Hacking In Brief: 23/07/2011

  • @iburrell

News Corp executive 'leaked Cable story'

Ian Burrell

Kroll, the global corporate investigations company, has named a top News Corp executive as the strong suspect in "orchestrating" the leak of a tape which led to the downfall of Business Secretary Vince Cable, who claimed he had "declared war" on Rupert Murdoch.

Will Lewis, until recently Group General Manager of News International and an ex-editor of The Daily Telegraph, was named in a Kroll report commissioned by Telegraph Media Group (TMG), after its tape of Cable's remarks was leaked to Robert Peston, the BBC business editor. In its report, obtained by Reuters, Kroll said: "Given their employment with News International, their antipathy toward the Telegraph, and their knowledge of the story, we have a strong suspicion that [another Telegraph employee] and Lewis were involved in... the leak."

The investigators found that in the month before the Cable controversy there were 550 emails between Lewis and two senior figures at his former paper.

The tape was obtained by undercover Telegraph reporters but leaked to the BBC before its contents were published.

Lewis is now working for a "Management & Standards Committee" set up by News Corp to investigate the phone-hacking scandal at the News of the World.

Probe launched in Scotland

Jonathan Brown

A criminal investigation into phone-hacking and allegations that Andy Coulson, pictured, and other News International executives lied under oath during the perjury trial of socialist politician Tommy Sheridan, has begun in Scotland, it was announced last night.

Sheridan was subsequently found guilty and jailed for three years.

In a statement, the Scottish Crown Office said it would also be examining allegations of police corruption and claims that officers provided information and personal data to journalists and investigators working for the News of the World.

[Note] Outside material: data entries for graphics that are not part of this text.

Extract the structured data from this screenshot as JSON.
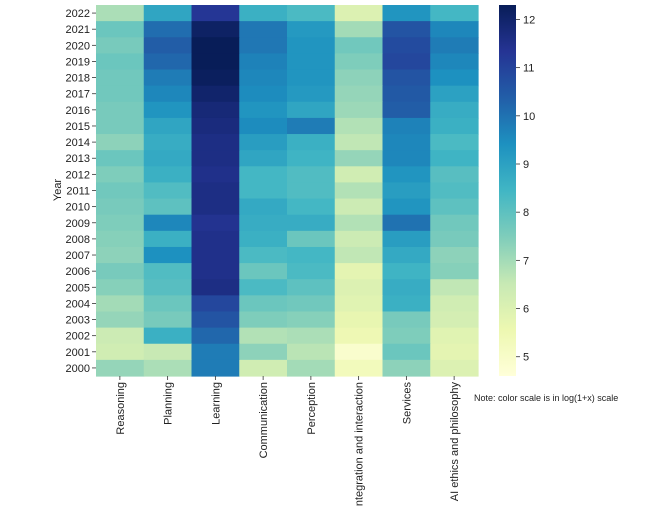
{
  "chart_data": {
    "type": "heatmap",
    "title": "",
    "ylabel": "Year",
    "xlabel": "",
    "note": "Note: color scale is in log(1+x) scale",
    "categories": [
      "Reasoning",
      "Planning",
      "Learning",
      "Communication",
      "Perception",
      "Integration and interaction",
      "Services",
      "AI ethics and philosophy"
    ],
    "years": [
      "2022",
      "2021",
      "2020",
      "2019",
      "2018",
      "2017",
      "2016",
      "2015",
      "2014",
      "2013",
      "2012",
      "2011",
      "2010",
      "2009",
      "2008",
      "2007",
      "2006",
      "2005",
      "2004",
      "2003",
      "2002",
      "2001",
      "2000"
    ],
    "values": [
      [
        6.9,
        8.9,
        11.3,
        8.6,
        8.3,
        6.0,
        9.3,
        8.4
      ],
      [
        7.8,
        10.1,
        12.1,
        9.9,
        9.2,
        7.0,
        10.6,
        9.6
      ],
      [
        7.6,
        10.4,
        12.3,
        9.9,
        9.3,
        7.7,
        10.8,
        9.8
      ],
      [
        7.8,
        10.2,
        12.3,
        9.7,
        9.3,
        7.5,
        10.9,
        9.6
      ],
      [
        7.7,
        9.8,
        12.2,
        9.6,
        9.3,
        7.3,
        10.6,
        9.4
      ],
      [
        7.7,
        9.6,
        12.0,
        9.5,
        9.2,
        7.2,
        10.5,
        9.0
      ],
      [
        7.6,
        9.3,
        11.8,
        9.3,
        8.9,
        7.1,
        10.4,
        8.7
      ],
      [
        7.6,
        8.9,
        11.7,
        9.5,
        9.8,
        6.8,
        9.7,
        8.6
      ],
      [
        7.3,
        8.7,
        11.6,
        9.1,
        8.6,
        6.6,
        9.6,
        8.3
      ],
      [
        7.8,
        8.8,
        11.6,
        8.9,
        8.5,
        7.2,
        9.6,
        8.5
      ],
      [
        7.5,
        8.6,
        11.5,
        8.4,
        8.2,
        6.3,
        9.3,
        8.1
      ],
      [
        7.7,
        8.2,
        11.6,
        8.4,
        8.2,
        6.8,
        9.1,
        8.2
      ],
      [
        7.6,
        8.0,
        11.6,
        8.8,
        8.4,
        6.4,
        9.3,
        8.0
      ],
      [
        7.5,
        9.6,
        11.4,
        8.7,
        8.7,
        6.8,
        10.0,
        7.7
      ],
      [
        7.4,
        8.6,
        11.5,
        8.6,
        7.8,
        6.4,
        9.1,
        7.6
      ],
      [
        7.3,
        9.4,
        11.5,
        8.3,
        8.4,
        6.6,
        8.8,
        7.3
      ],
      [
        7.6,
        8.2,
        11.5,
        7.8,
        8.3,
        5.8,
        8.5,
        7.4
      ],
      [
        7.4,
        8.1,
        11.6,
        8.3,
        8.0,
        6.0,
        8.7,
        6.6
      ],
      [
        7.0,
        7.8,
        10.9,
        7.8,
        7.7,
        5.9,
        8.6,
        6.3
      ],
      [
        7.2,
        7.6,
        10.6,
        7.5,
        7.4,
        5.7,
        7.6,
        6.2
      ],
      [
        6.4,
        8.6,
        10.2,
        6.8,
        6.9,
        5.5,
        7.5,
        5.9
      ],
      [
        6.3,
        6.5,
        9.8,
        7.3,
        6.7,
        4.9,
        7.8,
        5.8
      ],
      [
        7.2,
        6.9,
        9.8,
        6.3,
        7.0,
        5.3,
        7.3,
        6.0
      ]
    ],
    "vmin": 4.6,
    "vmax": 12.3,
    "colorbar_ticks": [
      5,
      6,
      7,
      8,
      9,
      10,
      11,
      12
    ],
    "colormap": [
      "#ffffd9",
      "#edf8b1",
      "#c7e9b4",
      "#7fcdbb",
      "#41b6c4",
      "#1d91c0",
      "#225ea8",
      "#253494",
      "#081d58"
    ]
  }
}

In addition, the inquiry would be looking at claims that the laws on personal data were breached following a two-week investigation by Strathclyde police. A spokesman for the Crown Office said: "The investigation will be progressed expeditiously and in close liaison with the area Procurator Fiscal and Crown Counsel. "Significant resources will be deployed though these will vary with the needs of the investigation."

Yates sues Evening Standard for libel

Chris Green

One of the police chiefs forced to resign over his performance during the phone-hacking scandal has launched a libel action against the London Evening Standard.

Former assistant commissioner John Yates has issued proceedings over coverage of his conduct. In July 2009, when new allegations emerged, he spent only eight hours deciding not to investigate them.

He quit on Monday as the Metropolitan Police Authority suspended him and referred claims of his relationship with hacking suspect Neil Wallis to the Independent Police Complaints Commission.